“Home” is a word with such significant connotations – a word attached to the concept of family, love, longing, and identity. We lucky ones know where we might call our ultimate home, often where we grow up or where we start our own family. Yet despite its importance, it’s also a word we use incredibly lightly. In the last five months, I’ve described perhaps eight places as “home” in a casual context, ranging from our two-month house in Greymouth, to a hostel in Wellington, to our car Max; some places we might only have stayed for a couple of nights.

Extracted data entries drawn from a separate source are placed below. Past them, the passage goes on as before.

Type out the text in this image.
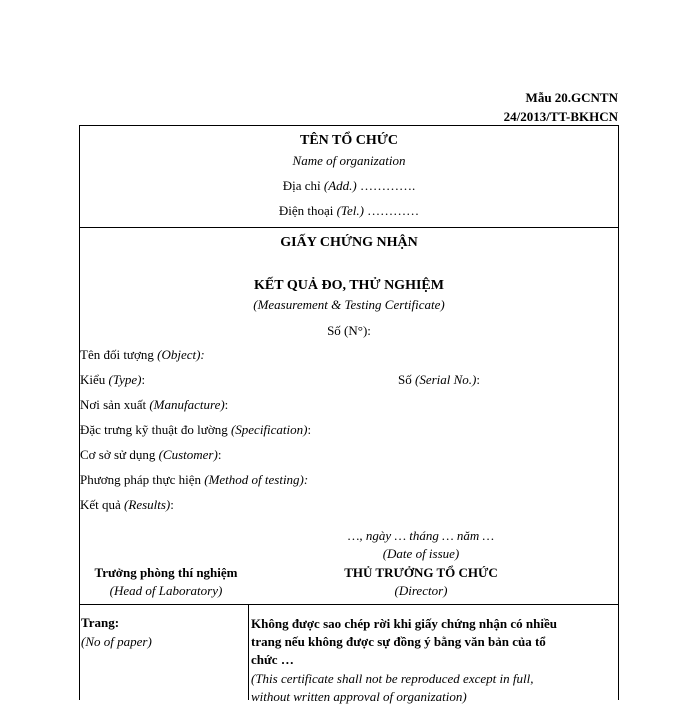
Mẫu 20.GCNTN
24/2013/TT-BKHCN
TÊN TỔ CHỨC
Name of organization
Địa chỉ (Add.) ………….
Điện thoại (Tel.) …………
GIẤY CHỨNG NHẬN
KẾT QUẢ ĐO, THỬ NGHIỆM
(Measurement & Testing Certificate)
Số (N°):
Tên đối tượng (Object):
Kiểu (Type):	Số (Serial No.):
Nơi sản xuất (Manufacture):
Đặc trưng kỹ thuật đo lường (Specification):
Cơ sở sử dụng (Customer):
Phương pháp thực hiện (Method of testing):
Kết quả (Results):
…, ngày … tháng … năm …
(Date of issue)
Trưởng phòng thí nghiệm
(Head of Laboratory)
THỦ TRƯỞNG TỔ CHỨC
(Director)
Trang:
(No of paper)
Không được sao chép rời khi giấy chứng nhận có nhiều
trang nếu không được sự đồng ý bằng văn bản của tổ
chức …
(This certificate shall not be reproduced except in full,
without written approval of organization)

Considering the emotional significance in the term “home”, it’s a wonder we haven’t come up with a different word to describe these temporary stopping points – something which captures the physical aspects of a home, but perhaps not the extent of the sentimental. It seems that this word might subconsciously aid our settling in process, making us feel comfortable in a new environment – as much a wish for the comfort of “home” as a convenient description. Or perhaps it is the difference between physical space and a concept: “home” can be both purely symbolic or purely physical, but is best when it’s somewhere in between.
I think a small part of me feels guilty about referring to New Zealand as my current home. I’m touched by a feeling of disloyalty to family and friends, especially when I consider that although I miss people hugely, I am yet to feel truly “homesick”. This doesn’t make my family home any less important to me, and it makes sense that if you feel truly “at home” somewhere then you won’t long for another; it just makes me extremely lucky – to feel “at home” somewhere is such a gift, not to be taken for granted. But this humbling sense of belonging doesn’t mean we shouldn’t move on, trying new places and people who might or might not offer us this same luxury. It might be the most valuable thing about travelling: finding happiness and a new part of yourself in unfamiliar places.